Nobody seems to be worried about Snapchat, the Vanishing Unicorn (Elasmotherium invisibile), which raised a $1.8 billion Series F round from investors including General Atlantic, Sequoia Capital, T. Rowe Price and Fidelity, at a valuation of about $18 billion. It also grew daily active users by 50 percent in 2015 while remaining entirely inscrutable to me.
Meanwhile: "Theranos hit with second class action lawsuit, one day after the first," is the headline here, and can you believe that the first class action lawsuits against Theranos were filed this week? The Wall Street Journal raised doubts about the accuracy of its tests months ago. I am unimpressed by the plaintiffs' lawyers here.
People are worried about bond market liquidity.
"A borrowing binge by companies globally is poised to make May one of the the busiest months ever, thanks to investors who continue to devour the relatively juicy yields on corporate debt in a negative-rate world," so they're not that worried. But I guess tri-party repo plumbing is a form of bond market liquidity, and people are (permanently) worried about it. Oh and Bill Gross is bearish on credit.

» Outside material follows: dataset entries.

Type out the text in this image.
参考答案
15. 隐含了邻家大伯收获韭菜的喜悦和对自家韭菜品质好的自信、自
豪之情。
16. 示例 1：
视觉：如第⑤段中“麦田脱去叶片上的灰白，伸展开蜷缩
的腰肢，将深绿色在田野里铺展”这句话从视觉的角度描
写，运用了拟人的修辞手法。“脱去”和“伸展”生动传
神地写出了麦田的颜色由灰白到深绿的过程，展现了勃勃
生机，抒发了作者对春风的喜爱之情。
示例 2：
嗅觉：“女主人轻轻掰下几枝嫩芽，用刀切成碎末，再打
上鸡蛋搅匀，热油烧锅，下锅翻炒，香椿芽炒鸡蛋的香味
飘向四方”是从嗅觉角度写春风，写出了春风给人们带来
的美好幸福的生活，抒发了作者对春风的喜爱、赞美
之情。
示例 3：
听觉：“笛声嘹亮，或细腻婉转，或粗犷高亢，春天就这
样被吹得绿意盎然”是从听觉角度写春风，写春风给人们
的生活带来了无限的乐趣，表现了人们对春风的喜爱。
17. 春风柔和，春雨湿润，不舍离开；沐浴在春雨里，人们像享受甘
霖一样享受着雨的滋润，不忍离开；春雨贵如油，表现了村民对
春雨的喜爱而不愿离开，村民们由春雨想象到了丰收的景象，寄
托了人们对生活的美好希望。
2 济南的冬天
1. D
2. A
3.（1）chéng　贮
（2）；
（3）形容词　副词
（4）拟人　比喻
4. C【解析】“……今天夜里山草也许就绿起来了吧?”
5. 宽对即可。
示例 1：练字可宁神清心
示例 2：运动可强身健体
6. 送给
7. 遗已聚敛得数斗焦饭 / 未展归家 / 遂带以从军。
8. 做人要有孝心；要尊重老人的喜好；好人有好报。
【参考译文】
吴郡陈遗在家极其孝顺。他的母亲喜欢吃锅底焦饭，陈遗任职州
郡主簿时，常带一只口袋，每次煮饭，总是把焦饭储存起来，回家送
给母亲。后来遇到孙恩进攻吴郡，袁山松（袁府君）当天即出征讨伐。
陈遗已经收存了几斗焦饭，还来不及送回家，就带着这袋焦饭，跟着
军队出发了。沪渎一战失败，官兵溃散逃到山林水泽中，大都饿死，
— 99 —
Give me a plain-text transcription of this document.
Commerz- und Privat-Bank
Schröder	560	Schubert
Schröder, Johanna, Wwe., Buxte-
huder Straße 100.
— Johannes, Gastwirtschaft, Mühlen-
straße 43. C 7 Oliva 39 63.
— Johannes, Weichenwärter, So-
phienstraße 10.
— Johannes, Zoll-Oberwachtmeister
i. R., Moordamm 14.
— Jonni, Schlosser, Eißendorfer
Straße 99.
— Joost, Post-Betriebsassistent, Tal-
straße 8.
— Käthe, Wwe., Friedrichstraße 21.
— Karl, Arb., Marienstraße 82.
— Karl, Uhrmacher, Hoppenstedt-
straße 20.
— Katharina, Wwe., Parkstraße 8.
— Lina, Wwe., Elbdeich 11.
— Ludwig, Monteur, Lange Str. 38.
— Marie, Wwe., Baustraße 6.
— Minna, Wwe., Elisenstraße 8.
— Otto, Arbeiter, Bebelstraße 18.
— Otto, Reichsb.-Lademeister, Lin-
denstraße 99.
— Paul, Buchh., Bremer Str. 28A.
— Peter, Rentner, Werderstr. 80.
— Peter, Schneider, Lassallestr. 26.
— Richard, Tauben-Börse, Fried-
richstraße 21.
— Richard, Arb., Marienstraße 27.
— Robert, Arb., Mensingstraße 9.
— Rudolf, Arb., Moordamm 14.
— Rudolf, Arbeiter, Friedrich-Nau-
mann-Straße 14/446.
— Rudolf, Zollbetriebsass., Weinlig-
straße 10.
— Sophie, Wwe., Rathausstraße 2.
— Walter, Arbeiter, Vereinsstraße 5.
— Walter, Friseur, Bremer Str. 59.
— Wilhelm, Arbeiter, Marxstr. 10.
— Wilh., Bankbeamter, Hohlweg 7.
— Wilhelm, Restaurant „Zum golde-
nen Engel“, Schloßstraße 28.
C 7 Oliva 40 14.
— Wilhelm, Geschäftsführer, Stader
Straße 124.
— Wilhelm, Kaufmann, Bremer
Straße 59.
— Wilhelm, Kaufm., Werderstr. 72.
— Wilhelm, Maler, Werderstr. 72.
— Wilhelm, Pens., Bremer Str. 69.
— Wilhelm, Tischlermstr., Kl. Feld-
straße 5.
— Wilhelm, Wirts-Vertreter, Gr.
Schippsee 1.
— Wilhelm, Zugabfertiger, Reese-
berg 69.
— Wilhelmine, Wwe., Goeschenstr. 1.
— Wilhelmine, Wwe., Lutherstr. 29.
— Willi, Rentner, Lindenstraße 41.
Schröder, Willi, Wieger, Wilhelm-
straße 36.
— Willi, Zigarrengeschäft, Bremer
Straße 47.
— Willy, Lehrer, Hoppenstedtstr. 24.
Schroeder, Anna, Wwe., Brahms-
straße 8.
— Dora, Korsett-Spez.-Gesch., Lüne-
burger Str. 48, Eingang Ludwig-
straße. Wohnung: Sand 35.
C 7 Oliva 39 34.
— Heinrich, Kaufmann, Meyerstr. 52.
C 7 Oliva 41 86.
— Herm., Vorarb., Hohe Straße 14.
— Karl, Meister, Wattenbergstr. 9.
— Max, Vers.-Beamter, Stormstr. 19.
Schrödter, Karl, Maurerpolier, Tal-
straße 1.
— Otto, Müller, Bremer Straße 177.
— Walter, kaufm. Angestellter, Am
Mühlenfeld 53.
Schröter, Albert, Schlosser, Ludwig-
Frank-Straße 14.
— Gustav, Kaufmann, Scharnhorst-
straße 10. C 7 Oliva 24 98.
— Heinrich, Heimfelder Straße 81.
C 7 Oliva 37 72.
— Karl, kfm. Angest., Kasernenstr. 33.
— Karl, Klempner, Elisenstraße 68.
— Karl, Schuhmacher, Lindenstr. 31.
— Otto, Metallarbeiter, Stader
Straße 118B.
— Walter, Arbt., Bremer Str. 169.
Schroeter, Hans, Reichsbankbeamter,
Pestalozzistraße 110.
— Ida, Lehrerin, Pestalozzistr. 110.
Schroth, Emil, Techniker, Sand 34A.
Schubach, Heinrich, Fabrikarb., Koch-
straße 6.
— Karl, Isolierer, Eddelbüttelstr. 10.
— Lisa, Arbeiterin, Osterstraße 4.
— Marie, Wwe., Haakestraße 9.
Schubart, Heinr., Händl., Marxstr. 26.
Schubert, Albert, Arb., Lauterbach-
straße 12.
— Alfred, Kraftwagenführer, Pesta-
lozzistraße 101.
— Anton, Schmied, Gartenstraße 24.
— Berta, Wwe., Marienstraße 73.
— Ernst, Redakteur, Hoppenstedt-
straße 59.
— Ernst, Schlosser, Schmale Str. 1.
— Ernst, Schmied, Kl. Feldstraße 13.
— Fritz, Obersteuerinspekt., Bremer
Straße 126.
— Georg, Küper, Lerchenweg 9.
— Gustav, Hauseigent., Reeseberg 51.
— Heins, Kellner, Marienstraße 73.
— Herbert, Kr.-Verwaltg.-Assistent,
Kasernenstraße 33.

North Korea Linked to Digital Attacks on Global Banks. Google Beats Oracle on Copyright, Defeating $9 Billion Claim. The New Oil Traders: Moms and Millennials. Philips Lighting Valued at $3.3 Billion in I.P.O. IMF economists put ‘neoliberalism’ under the spotlight. Debt may be up, but debt servicing expenses are down. LendingClub Talking With Citigroup About Loan Purchases. Malaysia’s Probe Into 1MDB Fund Was Flawed. Court Rules Companies Cannot Impose Illegal Arbitration Clauses . "If you are a developer who is paying tax, you have to be pretty dumb." Seadrill Drops as CEO Says Drillship Firesale Was Overpriced. "Cannabiz initially claimed to be in the business of mineral exploration in Brazil and, later, servicing businesses in the medical marijuana industry." What's John Hinckley up to? Pigs not micro.